I’ve spent a lot of time just dealing with the data and trying to understand it, and far less effort was spent on model building.
While these projects took up a huge portion of my time, I was able to learn a lot, and also picked up on many different tools that could be used for handling large amounts of data.
How to land freelance data science jobs?
Now that you know the types of tasks you can take up as a freelance data scientist, you might be wondering how to land one. How do you find and connect with employers looking to hire for one of these positions?
You can register as a freelancer on platforms like Upwork and Fiverr. Post actively on LinkedIn.
Learnt about an interesting, new topic? Post about it on LinkedIn.
Created a data science project? Write an article about it. Share your code on GitHub.
If you want to consistently land freelance jobs, your work needs to reach the right people. You need to be vocal about what you do and consistently promote yourself.
Almost every freelance task I got is because an employer stumbled across one of my articles or posts on social media.
Also, keep in mind that many employers choose to hire based on trust. They are more likely to hire you if you are highly recommended by someone they are close to, as opposed to taking the risk of hiring an applicant who uploaded their resume on a job portal.
Once you land your first few freelance jobs, it will be a lot easier to get more of them. The more jobs you successfully complete, the higher your profile will rank on platforms like Upwork.
After completing a task for an employer, ask them for a recommendation. This will provide future employers with confidence that you can get the job done, and increases your chances of getting hired.
Finally, make sure to set reasonable rates based on your level of expertise. In the beginning, it makes sense to charge slightly lower to build up your portfolio. As you start gaining more expertise and more jobs start coming in, you can gradually increase your rates.
However, make sure to do proper research so you know what the market rates are. I wasn’t aware of this when I first started freelancing, and did a lot of work for a fraction of the market price.
I once charged a company around $35 to write a 2,500 word article. After a month of working with them, I asked if this could be increased to $70. They negotiated and lowballed, and settled on $60.
I wrote one more article for them, then left. The remuneration simply wasn’t worth the effort I was putting in, and I decided to direct my energy towards tasks that added value.
I’ve turned down multiple jobs after that if they didn’t align with the amount I quoted the employer.
It is important to know your worth. You have spent a lot of time and resources to acquire the skills you have now. You are constantly working to upskill and gain more knowledge, and online courses/learning materials aren’t cheap.

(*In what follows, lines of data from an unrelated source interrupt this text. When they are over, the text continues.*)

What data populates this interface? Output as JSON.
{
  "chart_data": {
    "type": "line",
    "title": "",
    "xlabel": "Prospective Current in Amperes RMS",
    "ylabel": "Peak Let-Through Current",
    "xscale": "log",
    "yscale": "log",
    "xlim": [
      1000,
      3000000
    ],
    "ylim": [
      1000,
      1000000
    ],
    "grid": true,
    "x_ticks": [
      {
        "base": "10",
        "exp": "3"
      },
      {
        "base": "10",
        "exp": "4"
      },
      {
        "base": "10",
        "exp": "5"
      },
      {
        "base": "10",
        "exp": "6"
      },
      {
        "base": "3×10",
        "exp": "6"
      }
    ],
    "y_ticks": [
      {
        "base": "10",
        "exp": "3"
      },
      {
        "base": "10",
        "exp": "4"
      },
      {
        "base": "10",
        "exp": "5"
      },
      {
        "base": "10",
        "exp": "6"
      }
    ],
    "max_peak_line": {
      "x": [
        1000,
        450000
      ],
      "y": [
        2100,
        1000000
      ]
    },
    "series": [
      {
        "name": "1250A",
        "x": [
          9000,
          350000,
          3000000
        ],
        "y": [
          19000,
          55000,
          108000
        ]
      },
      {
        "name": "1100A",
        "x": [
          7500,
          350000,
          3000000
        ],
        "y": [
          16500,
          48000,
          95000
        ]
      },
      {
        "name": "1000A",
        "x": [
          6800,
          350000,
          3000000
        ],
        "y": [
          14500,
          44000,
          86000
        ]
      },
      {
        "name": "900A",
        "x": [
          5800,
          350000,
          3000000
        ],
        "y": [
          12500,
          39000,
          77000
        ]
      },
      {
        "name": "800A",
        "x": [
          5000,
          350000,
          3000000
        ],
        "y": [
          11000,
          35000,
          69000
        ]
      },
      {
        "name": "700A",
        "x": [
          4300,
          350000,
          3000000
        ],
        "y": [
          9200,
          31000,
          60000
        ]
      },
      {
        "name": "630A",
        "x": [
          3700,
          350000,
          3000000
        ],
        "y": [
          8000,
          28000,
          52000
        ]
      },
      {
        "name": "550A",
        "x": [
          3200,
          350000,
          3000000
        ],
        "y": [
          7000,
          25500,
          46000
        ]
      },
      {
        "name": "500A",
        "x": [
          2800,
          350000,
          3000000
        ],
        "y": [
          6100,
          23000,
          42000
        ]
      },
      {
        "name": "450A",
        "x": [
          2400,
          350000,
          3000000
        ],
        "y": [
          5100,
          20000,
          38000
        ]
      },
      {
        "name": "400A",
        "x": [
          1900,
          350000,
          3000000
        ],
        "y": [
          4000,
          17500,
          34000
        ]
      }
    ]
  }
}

This time and effort should be rewarded fairly, and you need to set your freelance rates accordingly.
If you are looking to become a freelance data scientist, I hope that the advice provided in this article was useful.
Remember, it isn’t wise to leave your full-time job and start freelancing immediately. I suggest creating a portfolio first and taking up freelance roles on a part-time basis. Once you constantly have a steady stream of jobs coming in and establish a certain level of stability, then you can make the transition towards becoming a full-time freelancer.